Faktanya, varian D614G begitu dominan, sekarang merekalah yang menjadi pandemi. Dan sudah beberapa waktu ini demikian — mungkin bahkan sejak awal epidemi di tempat-tempat seperti Inggris dan pantai timur AS. Jadi, seiring bertambahnya bukti-bukti bahwa mutasi ini tidak netral, ia tidak serta merta mengubah cara kita berpikir tentang virus ini dan penyebarannya.

Satu hal yang melegakan, sebagian besar vaksin yang sedang dalam pengembangan saat ini didasarkan pada wilayah spike yang berbeda sehingga temuan mutasi baru ini seharusnya tidak berdampak pada pengembangannya. Dan ada beberapa bukti bahwa varian baru itu sama sensitifnya dengan antibodi, yang bisa melindungi Anda terhadap infeksi begitu Anda sudah terinfeksi — atau sudah divaksinasi. Bagaimanapun karena sains tentang Covid-19 bergerak begitu cepat, ini adalah sesuatu yang semua ilmuwan - apapun pandangan mereka terhadap mutasi saat ini - akan awasi baik-baik.

Apa dampak bagi otak manusia

Stroke, delirium, kecemasan, kebingungan, keletihan - daftarnya terus bertambah. Jika Anda berpikir Covid-19 hanyalah penyakit pernapasan, pikirkan lagi. Setiap minggu berlalu, semakin jelas bahwa virus corona dapat memicu sejumlah besar masalah neurologis, yaitu penyakit yang ditimbulkan akibat kelainan pada sistem saraf manusia. Beberapa orang yang memiliki penyakit relatif ringan menghubungi saya dan berbicara tentang dampak kognitif yang melekat akibat penyakit virus corona- terutama masalah terkait dengan ingatan, kelelahan, dan sulit fokus.

Berbincang dengan Paul Mylrea, sulit untuk membayangkan bahwa ia mengalami dua stroke besar, keduanya disebabkan oleh infeksi virus corona. Lelaki berusia 64 tahun yang merupakan direktur komunikasi di Universitas Cambridge, memiliki badan sehat dan pandai berpidato meskipun ada kelemahan yang tersisa di sisi kanan tubuhnya. Paul menunjukkan pemulihan yang luar biasa yang pernah dilihat oleh dokter di Rumah Sakit Nasional Neurologi dan Bedah Saraf (NHNN) di London.

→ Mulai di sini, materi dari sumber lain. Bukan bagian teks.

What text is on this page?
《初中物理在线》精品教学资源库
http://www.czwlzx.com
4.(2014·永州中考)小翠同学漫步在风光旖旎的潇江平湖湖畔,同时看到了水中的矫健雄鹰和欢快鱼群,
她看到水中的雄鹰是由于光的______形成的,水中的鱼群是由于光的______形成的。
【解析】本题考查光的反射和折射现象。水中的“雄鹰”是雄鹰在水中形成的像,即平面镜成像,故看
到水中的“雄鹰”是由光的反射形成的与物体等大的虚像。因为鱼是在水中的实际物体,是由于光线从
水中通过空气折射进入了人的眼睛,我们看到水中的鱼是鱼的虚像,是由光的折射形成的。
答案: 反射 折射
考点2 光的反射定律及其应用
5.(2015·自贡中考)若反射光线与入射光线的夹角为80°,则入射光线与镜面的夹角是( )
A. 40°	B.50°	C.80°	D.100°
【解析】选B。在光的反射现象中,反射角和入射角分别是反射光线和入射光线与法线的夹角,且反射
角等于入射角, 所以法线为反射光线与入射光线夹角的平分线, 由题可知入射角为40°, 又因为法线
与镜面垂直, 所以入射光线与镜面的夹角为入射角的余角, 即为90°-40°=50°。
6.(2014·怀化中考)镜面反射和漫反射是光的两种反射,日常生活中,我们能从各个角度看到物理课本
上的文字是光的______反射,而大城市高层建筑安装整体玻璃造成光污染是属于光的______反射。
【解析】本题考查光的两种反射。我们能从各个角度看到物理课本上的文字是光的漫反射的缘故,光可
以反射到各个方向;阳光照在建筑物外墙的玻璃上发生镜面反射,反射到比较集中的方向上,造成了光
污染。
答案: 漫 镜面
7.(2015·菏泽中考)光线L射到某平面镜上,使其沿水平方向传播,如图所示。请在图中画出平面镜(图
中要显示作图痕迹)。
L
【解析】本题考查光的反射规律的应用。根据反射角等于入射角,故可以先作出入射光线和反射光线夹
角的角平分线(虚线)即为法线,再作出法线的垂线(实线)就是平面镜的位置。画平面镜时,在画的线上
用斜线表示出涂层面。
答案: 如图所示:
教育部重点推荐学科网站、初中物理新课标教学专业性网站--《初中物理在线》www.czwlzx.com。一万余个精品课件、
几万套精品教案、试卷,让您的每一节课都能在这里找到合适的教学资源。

Stroke pertamanya terjadi saat ia dirawat di Rumah Sakit Universitas College. Gumpalan darah yang berpotensi mematikan juga ditemukan di paru-paru dan kakinya, sehingga dia meminum obat pengencer darah (antikoagulan) yang kuat. Beberapa hari kemudian dia menderita stroke kedua, bahkan lebih besar dan segera dipindahkan ke NHNN di Queen Square.  Saat itu, dr Arvind Chandratheva selaku ahli saraf baru saja meninggalkan rumah sakit ketika ambulans tiba. "Paul memiliki ekspresi kosong di wajahnya," katanya. "Dia hanya bisa melihat di satu sisi dan dia tidak tahu cara menggunakan ponselnya atau mengingat kode sandi. Saya langsung berpikir bahwa pengencer darah telah menyebabkan pendarahan di otak, tetapi apa yang kami lihat sangat aneh dan berbeda."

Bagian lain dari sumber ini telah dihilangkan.